競馬ファンに特化した喫茶店なのだろうか。壁正面にでんと掲げられたテレビ画面にはひたすら競馬中継が流れている。お客さんも競馬情報の書かれた新聞を手に持った、おじさんらしいおじさんばかりだ。皆、似たような格好をして腰掛けている。真剣にテレビを見つめて、ときどき「あー」とか「よし」とか「なんだよ」とかいう声を微かに漏らす。客の中で明らかに私だけが浮いている。異空間だった。少なくとも、私が知っている喫茶店というものとは明らかに違う。コーヒーの味に詳しくはないが、頼んだアイスコーヒーが旨くないことだけは分かった。

 

16:31 中央図書館

茶店から歩いて目的の図書館まで来た。この街のことは知らないが、途中でストリップ小屋のような場所を横切ったのは分かった。おそらくここは、いかがわしいエリアも結構たくさんある街なのだろう。図書館も例によってどことなく古臭い趣きだった。地元にある改築された図書館が隅々まで清潔に整っているのとは対照的だった。

見知らぬ街の図書館へ来ると、地元でよく通っていた図書館を反射的に思い出す。高校生のころに受験勉強をしに夏休みに毎日通っていた図書館は、もう十年ほど前に閉鎖されてしまった。代わりに駅前に新設された図書館は、私が大学を中退し、実家に身を寄せるようになってからよく通うようになった。私の地元は、私が物心つく頃にはとっくに滅んで郊外化していたはずの寂れた地方都市のくせに、中心部の行政施設だけはやたらと手の込んだ現代建築に姿を変えていく。新しい図書館は窓が大きく、光をよく取り込んで開放感があった。屋内は隅々まで掃除が行き届いていて、床に寝そべっても構わないくらいクリーンな印象。それに対して昔の図書館は、外壁は重厚な煉瓦造り、屋内は薄暗くて少し埃っぽかった。地元の図書館は私が実家を離れている間に、かなり大きく雰囲気が変わった。

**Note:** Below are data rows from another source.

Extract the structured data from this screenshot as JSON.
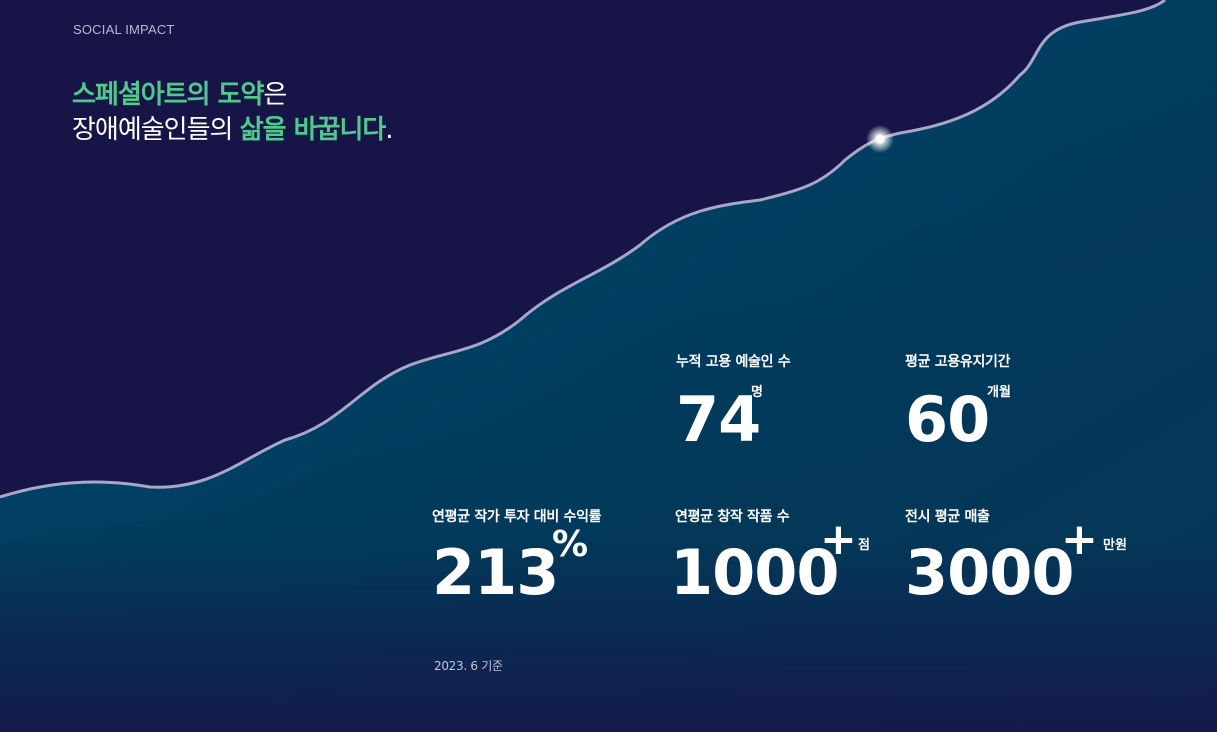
{
  "eyebrow": "SOCIAL IMPACT",
  "headline": {
    "line1_hl": "스페셜아트의 도약",
    "line1_rest": "은",
    "line2_pre": "장애예술인들의 ",
    "line2_hl": "삶을 바꿉니다",
    "line2_end": "."
  },
  "stats": {
    "employed": {
      "label": "누적 고용 예술인 수",
      "value": "74",
      "unit": "명"
    },
    "tenure": {
      "label": "평균 고용유지기간",
      "value": "60",
      "unit": "개월"
    },
    "roi": {
      "label": "연평균 작가 투자 대비 수익률",
      "value": "213",
      "sup": "%"
    },
    "works": {
      "label": "연평균 창작 작품 수",
      "value": "1000",
      "sup": "+",
      "unit": "점"
    },
    "sales": {
      "label": "전시 평균 매출",
      "value": "3000",
      "sup": "+",
      "unit": "만원"
    }
  },
  "basis": "2023. 6 기준",
  "colors": {
    "background": "#171547",
    "accent_green": "#4fc98c",
    "wave_teal": "#014062",
    "line": "#a8a7c9"
  }
}
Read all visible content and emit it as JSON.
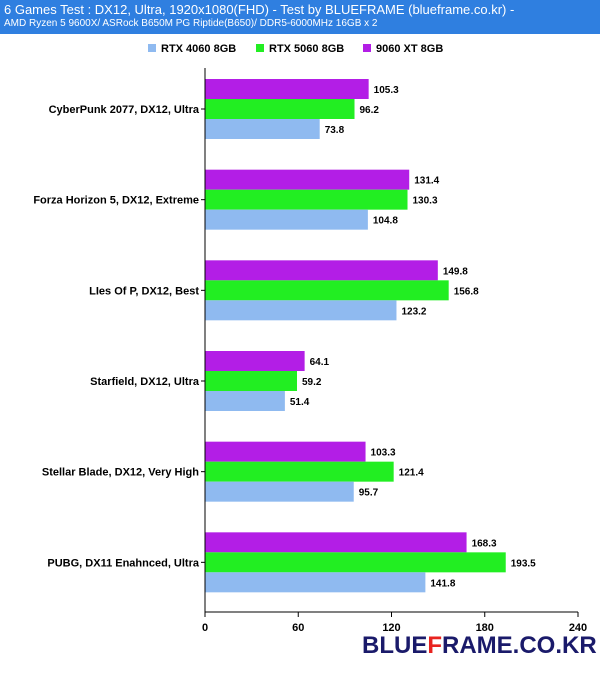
{
  "header": {
    "title": "6 Games Test : DX12, Ultra, 1920x1080(FHD) - Test by BLUEFRAME (blueframe.co.kr) -",
    "subtitle": "AMD Ryzen 5 9600X/ ASRock B650M PG Riptide(B650)/ DDR5-6000MHz 16GB x 2",
    "color": "#2f7fe0"
  },
  "watermark": {
    "part1": "BLUE",
    "part2": "F",
    "part3": "RAME.CO.KR"
  },
  "chart_data": {
    "type": "bar",
    "orientation": "horizontal",
    "categories": [
      "CyberPunk 2077, DX12, Ultra",
      "Forza Horizon 5, DX12, Extreme",
      "LIes Of P, DX12, Best",
      "Starfield, DX12, Ultra",
      "Stellar Blade, DX12, Very High",
      "PUBG, DX11 Enahnced, Ultra"
    ],
    "series": [
      {
        "name": "RTX 4060 8GB",
        "color": "#8fbaf0",
        "values": [
          73.8,
          104.8,
          123.2,
          51.4,
          95.7,
          141.8
        ]
      },
      {
        "name": "RTX 5060 8GB",
        "color": "#22ee22",
        "values": [
          96.2,
          130.3,
          156.8,
          59.2,
          121.4,
          193.5
        ]
      },
      {
        "name": "9060 XT 8GB",
        "color": "#b31ee6",
        "values": [
          105.3,
          131.4,
          149.8,
          64.1,
          103.3,
          168.3
        ]
      }
    ],
    "value_labels": [
      [
        "73.8",
        "104.8",
        "123.2",
        "51.4",
        "95.7",
        "141.8"
      ],
      [
        "96.2",
        "130.3",
        "156.8",
        "59.2",
        "121.4",
        "193.5"
      ],
      [
        "105.3",
        "131.4",
        "149.8",
        "64.1",
        "103.3",
        "168.3"
      ]
    ],
    "xlim": [
      0,
      240
    ],
    "xticks": [
      0,
      60,
      120,
      180,
      240
    ],
    "xtick_labels": [
      "0",
      "60",
      "120",
      "180",
      "240"
    ],
    "legend_position": "top",
    "grid": false
  }
}
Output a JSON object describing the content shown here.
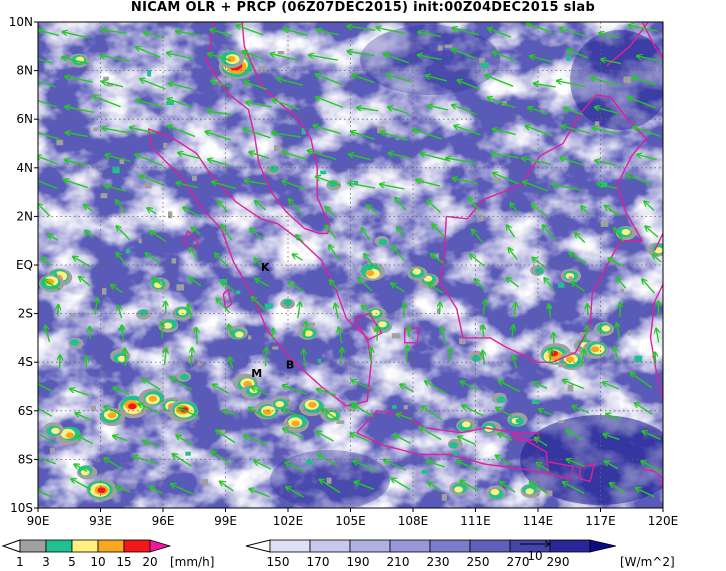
{
  "title": "NICAM OLR + PRCP (06Z07DEC2015) init:00Z04DEC2015 slab",
  "axes": {
    "lon_range": [
      90,
      120
    ],
    "lat_range": [
      -10,
      10
    ],
    "lon_ticks": [
      "90E",
      "93E",
      "96E",
      "99E",
      "102E",
      "105E",
      "108E",
      "111E",
      "114E",
      "117E",
      "120E"
    ],
    "lat_ticks": [
      "10N",
      "8N",
      "6N",
      "4N",
      "2N",
      "EQ",
      "2S",
      "4S",
      "6S",
      "8S",
      "10S"
    ]
  },
  "station_labels": [
    {
      "text": "K",
      "lon": 100.9,
      "lat": -0.25
    },
    {
      "text": "M",
      "lon": 100.5,
      "lat": -4.6
    },
    {
      "text": "B",
      "lon": 102.1,
      "lat": -4.25
    }
  ],
  "precip_colorbar": {
    "labels": [
      "1",
      "3",
      "5",
      "10",
      "15",
      "20"
    ],
    "unit": "[mm/h]",
    "colors": [
      "#a0a0a0",
      "#20c090",
      "#fff080",
      "#f8a820",
      "#f01818",
      "#f018a0"
    ]
  },
  "olr_colorbar": {
    "labels": [
      "150",
      "170",
      "190",
      "210",
      "230",
      "250",
      "270",
      "290"
    ],
    "unit": "[W/m^2]",
    "colors": [
      "#ffffff",
      "#e0e0f4",
      "#c8c8ec",
      "#b0b0e2",
      "#9898d8",
      "#7c7cca",
      "#6060bc",
      "#4444aa",
      "#28289a",
      "#0c0c84"
    ]
  },
  "vector_ref": {
    "label": "10"
  },
  "colors": {
    "coast": "#e0209a",
    "wind": "#20cc20",
    "grid": "#666666"
  }
}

この図書館は、昔の地元の図書館と、少し雰囲気が似ている気がした。時代の流れから何世代も取り残されたような、懐かしくて、どこか気だるい雰囲気が漂っている。換気が十分されていない、室内のこもった空気の匂い。埃を被った照明の薄暗さ。擬音でいうと、ズーンとか、モアっととかそういう感じ。今から新しく建物を建てるなら、きっとこんな施設は作らないだろう。そこに流れる雰囲気が今の世の中には似つかわしくないものだからこそ、私にはむしろ逆に馴染みやすいような感じがした。若いというだけで私を甘やかしてくれるような、年老いたひとの弱々しい優しさ。そういうものに近いと言ったらいいのか。

五時に閉館だというから、もう出なければならない。明日また来てもいいし、もう二度と来なくてもいい。一日が終わるのは早い。